Antipsychotic treatment, particularly olanzapine and clozapine, induces severe obesity. The Histamine H1 receptor is considered to be an important contributor to olanzapine-induced obesity, however how olanzapine modulates the histaminergic system is not sufficiently understood. This study examined the effect of olanzapine on key molecules of the histaminergic system, including histidine decarboxylase (HDC), H1 receptor (H1R) and H3 receptor (H3R), in the brain at different stages of olanzapine-induced obesity. During short-term treatment (8-day), olanzapine increased hypothalamic HDC mRNA expression and H1R binding in the arcuate nucleus (Arc) and ventromedial hypothalamus (VMH), without changing H3R binding density. HDC mRNA and Arc H1R binding were positively correlated with increased food intake, feeding efficiency and weight gain. When the treatment was extended to 16 and 36 days, H1R binding was increased not only in the hypothalamic Arc and VMH but also in the brainstem dorsal vagal complex (DVC).
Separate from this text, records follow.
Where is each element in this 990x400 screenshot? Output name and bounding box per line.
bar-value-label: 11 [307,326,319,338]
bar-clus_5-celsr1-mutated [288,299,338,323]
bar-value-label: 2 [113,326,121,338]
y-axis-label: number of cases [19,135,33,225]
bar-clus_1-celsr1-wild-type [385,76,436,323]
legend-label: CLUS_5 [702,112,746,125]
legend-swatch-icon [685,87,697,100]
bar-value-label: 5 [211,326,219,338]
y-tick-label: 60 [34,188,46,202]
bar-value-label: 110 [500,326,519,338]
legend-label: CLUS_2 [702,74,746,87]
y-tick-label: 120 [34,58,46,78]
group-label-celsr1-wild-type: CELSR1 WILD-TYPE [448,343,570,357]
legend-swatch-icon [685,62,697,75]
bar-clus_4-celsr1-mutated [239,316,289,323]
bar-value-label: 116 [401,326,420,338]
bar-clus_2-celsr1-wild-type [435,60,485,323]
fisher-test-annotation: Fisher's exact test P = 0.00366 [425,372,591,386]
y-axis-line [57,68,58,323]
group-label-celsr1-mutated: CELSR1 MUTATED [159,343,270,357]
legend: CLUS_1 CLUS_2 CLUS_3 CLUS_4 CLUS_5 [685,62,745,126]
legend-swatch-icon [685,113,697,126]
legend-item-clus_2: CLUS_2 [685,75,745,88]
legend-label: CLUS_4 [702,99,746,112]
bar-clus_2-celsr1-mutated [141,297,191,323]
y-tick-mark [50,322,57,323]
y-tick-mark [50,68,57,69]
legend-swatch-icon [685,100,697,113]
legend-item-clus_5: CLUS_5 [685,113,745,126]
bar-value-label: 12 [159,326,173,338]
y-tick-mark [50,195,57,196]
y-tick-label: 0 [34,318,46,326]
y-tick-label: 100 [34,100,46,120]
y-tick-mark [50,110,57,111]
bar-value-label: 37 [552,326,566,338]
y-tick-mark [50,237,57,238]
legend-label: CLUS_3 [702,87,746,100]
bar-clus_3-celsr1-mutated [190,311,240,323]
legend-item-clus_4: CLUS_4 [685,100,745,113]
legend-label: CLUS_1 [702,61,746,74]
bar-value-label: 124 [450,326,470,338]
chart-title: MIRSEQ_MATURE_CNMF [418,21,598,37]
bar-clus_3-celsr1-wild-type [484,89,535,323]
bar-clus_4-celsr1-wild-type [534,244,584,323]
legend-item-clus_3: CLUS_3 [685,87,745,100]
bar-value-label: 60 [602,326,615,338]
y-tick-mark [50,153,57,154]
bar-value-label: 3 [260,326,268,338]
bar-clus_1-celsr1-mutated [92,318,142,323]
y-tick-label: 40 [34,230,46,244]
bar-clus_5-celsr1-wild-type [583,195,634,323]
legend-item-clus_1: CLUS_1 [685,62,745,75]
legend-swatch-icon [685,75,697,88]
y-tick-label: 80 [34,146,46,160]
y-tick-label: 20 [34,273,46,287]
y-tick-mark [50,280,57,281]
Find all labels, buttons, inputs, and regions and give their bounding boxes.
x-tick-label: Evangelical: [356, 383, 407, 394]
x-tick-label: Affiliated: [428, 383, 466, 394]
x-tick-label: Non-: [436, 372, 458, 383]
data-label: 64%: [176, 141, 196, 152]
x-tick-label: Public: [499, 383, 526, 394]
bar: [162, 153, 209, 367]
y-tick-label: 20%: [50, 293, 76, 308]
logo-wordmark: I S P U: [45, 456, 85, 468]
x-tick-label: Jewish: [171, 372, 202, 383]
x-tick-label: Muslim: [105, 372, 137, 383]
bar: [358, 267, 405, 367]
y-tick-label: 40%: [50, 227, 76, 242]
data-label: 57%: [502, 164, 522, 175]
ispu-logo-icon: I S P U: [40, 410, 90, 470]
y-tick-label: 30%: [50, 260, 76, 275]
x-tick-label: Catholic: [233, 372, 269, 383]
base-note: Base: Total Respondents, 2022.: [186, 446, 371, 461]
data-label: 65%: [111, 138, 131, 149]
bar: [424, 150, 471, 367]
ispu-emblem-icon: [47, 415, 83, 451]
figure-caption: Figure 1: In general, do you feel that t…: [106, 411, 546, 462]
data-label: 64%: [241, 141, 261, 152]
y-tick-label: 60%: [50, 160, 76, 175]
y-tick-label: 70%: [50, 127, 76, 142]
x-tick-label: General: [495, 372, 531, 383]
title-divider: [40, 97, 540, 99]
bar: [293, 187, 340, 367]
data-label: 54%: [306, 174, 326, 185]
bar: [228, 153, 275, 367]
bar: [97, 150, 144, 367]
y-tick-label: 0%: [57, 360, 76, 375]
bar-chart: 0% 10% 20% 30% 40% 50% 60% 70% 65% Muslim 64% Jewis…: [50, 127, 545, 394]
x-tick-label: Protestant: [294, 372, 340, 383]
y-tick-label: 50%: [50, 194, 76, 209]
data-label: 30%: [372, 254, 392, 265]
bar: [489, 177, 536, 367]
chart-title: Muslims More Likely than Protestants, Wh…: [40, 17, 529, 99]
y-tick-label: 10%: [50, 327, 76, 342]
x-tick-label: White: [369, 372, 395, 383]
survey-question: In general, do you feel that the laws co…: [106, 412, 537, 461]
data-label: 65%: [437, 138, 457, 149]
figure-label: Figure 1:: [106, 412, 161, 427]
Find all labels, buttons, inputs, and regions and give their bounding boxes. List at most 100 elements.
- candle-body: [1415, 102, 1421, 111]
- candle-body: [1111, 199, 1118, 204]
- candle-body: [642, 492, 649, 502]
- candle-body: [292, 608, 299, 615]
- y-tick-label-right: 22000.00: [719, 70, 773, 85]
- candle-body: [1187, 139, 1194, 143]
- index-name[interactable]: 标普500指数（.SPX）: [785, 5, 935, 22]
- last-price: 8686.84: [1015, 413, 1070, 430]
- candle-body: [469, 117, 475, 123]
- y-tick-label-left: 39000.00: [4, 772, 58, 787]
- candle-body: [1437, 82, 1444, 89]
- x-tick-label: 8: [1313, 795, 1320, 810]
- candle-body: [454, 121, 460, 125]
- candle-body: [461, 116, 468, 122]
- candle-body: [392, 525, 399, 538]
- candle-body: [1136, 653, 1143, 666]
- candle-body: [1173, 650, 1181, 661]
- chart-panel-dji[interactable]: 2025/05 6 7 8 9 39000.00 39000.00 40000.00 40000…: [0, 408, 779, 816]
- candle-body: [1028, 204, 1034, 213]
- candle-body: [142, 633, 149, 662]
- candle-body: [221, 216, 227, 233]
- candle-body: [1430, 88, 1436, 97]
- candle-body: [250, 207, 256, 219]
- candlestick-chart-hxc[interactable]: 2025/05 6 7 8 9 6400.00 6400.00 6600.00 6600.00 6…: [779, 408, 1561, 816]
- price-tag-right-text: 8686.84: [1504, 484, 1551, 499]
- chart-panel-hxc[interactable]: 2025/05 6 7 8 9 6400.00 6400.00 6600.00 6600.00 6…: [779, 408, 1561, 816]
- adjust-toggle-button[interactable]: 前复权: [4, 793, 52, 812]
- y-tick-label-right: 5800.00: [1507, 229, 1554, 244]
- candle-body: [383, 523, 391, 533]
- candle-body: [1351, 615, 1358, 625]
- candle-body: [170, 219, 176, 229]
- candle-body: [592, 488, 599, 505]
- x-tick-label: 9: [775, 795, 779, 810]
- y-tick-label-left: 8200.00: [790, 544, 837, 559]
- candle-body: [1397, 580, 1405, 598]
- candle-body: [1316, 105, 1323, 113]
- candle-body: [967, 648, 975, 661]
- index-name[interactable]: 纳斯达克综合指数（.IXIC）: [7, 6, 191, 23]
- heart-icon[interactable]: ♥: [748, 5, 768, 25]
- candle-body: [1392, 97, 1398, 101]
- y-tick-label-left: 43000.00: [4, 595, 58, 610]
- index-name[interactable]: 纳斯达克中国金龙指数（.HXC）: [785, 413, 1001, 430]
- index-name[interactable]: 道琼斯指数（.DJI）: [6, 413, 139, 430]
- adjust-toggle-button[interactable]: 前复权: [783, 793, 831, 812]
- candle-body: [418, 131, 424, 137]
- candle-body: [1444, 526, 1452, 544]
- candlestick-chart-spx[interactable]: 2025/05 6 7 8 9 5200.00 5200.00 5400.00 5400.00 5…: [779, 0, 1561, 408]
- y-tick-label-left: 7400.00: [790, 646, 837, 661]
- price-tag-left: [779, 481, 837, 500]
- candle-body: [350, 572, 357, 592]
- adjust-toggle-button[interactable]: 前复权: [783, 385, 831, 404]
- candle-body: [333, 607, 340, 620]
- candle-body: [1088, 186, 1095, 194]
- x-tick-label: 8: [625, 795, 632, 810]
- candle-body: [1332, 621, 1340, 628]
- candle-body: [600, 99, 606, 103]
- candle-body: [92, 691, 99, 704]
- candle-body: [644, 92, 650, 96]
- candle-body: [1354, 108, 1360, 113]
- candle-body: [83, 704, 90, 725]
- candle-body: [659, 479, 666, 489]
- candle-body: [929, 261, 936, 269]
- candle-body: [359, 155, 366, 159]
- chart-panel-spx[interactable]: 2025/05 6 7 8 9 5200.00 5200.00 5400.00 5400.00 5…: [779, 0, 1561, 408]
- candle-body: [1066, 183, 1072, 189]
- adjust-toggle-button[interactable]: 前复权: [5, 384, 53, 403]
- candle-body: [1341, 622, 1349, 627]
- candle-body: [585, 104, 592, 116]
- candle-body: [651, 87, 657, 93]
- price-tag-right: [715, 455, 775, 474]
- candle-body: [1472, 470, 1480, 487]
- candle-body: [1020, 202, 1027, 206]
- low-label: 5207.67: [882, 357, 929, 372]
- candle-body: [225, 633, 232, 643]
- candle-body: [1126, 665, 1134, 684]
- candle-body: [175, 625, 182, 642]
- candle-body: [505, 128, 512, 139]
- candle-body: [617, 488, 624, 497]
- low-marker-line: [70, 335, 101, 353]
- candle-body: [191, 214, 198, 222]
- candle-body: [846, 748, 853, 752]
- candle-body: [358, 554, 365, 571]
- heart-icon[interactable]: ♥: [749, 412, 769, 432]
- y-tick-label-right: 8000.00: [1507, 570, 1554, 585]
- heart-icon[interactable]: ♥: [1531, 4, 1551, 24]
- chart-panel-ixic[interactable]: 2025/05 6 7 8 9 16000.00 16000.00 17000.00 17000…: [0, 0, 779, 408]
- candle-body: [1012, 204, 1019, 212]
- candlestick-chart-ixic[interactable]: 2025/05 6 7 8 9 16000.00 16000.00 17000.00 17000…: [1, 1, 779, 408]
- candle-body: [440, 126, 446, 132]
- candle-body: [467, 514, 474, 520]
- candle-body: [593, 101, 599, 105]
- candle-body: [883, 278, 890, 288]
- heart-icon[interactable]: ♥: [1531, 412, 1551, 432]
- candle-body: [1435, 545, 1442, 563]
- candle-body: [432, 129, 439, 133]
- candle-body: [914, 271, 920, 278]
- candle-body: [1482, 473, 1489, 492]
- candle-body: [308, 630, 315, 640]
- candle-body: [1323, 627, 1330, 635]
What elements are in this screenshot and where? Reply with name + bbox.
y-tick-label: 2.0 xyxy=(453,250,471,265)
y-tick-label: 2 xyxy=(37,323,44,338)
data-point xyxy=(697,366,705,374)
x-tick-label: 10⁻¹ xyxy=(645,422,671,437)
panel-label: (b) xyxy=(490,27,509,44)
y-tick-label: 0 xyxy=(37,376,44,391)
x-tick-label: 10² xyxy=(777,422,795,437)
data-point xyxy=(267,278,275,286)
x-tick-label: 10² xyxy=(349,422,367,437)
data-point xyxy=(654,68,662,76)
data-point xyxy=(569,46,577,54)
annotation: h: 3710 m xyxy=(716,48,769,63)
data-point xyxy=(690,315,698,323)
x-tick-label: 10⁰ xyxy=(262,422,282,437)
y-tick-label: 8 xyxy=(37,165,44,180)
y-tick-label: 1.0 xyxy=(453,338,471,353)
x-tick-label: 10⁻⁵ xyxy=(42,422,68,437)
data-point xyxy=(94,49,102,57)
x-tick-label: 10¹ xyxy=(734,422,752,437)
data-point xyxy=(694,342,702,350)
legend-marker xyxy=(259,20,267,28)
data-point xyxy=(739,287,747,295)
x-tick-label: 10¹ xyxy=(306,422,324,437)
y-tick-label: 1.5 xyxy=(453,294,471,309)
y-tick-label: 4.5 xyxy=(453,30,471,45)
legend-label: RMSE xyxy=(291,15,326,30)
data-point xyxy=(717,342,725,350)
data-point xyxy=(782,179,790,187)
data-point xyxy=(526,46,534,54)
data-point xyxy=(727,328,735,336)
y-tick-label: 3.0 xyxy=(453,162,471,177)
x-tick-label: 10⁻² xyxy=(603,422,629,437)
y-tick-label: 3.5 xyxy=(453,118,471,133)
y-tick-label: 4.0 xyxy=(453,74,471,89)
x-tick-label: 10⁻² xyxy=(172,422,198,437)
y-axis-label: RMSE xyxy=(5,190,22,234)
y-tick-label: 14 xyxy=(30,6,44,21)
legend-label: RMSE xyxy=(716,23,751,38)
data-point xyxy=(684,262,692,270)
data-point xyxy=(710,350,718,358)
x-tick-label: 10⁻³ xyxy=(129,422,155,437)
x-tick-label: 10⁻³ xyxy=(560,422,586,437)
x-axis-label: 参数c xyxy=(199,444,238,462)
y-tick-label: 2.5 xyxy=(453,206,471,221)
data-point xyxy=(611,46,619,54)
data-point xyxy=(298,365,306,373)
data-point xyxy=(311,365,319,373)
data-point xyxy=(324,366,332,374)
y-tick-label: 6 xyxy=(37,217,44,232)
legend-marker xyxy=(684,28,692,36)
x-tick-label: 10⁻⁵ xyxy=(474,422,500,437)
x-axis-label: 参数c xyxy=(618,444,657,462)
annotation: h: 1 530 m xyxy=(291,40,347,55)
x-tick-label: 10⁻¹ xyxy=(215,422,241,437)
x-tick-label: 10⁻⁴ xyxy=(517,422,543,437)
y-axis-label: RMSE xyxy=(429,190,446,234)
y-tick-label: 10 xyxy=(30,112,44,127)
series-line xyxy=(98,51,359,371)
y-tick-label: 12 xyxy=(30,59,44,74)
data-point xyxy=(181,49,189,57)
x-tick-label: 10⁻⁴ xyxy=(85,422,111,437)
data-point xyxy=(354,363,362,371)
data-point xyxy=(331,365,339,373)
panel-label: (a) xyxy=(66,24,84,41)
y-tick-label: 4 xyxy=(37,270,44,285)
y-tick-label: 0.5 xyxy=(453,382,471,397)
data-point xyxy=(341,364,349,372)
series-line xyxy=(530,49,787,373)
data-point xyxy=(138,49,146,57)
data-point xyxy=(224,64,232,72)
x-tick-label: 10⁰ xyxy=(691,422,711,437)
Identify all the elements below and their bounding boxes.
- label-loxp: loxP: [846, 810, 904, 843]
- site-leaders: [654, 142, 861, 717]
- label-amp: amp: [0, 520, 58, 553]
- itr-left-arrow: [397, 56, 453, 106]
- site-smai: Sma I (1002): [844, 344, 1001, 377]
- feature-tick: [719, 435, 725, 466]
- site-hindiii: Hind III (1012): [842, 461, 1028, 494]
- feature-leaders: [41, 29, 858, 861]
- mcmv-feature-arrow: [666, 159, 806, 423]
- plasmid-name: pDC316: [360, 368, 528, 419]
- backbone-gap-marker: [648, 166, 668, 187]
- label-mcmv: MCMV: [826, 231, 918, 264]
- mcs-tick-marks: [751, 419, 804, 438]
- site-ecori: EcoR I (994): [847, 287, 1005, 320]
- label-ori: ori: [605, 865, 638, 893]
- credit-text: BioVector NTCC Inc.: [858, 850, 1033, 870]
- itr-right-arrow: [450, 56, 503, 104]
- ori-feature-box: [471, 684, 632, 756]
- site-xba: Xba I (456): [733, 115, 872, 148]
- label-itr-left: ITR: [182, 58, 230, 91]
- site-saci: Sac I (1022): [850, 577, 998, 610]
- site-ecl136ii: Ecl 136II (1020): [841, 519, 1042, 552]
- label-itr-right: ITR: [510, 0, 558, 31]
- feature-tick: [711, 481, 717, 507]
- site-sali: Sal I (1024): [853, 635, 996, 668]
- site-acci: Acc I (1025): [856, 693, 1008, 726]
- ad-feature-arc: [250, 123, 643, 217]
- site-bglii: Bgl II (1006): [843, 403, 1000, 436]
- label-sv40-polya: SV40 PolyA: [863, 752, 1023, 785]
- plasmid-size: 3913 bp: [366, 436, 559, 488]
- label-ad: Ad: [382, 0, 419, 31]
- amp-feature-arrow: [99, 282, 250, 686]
The H1R bindings in the Arc, VMH and DVC were positively correlated with weight gain induced by olanzapine treatment. However, the expression of HDC and H3R mRNA was not increased. These results suggest that olanzapine time-dependently modulates histamine neurotransmission, which suggested the different neuronal mechanisms underlying different stages of weight gain development. Treatment targeting the H1R may be effective for both short- and long-term olanzapine-induced weight gain.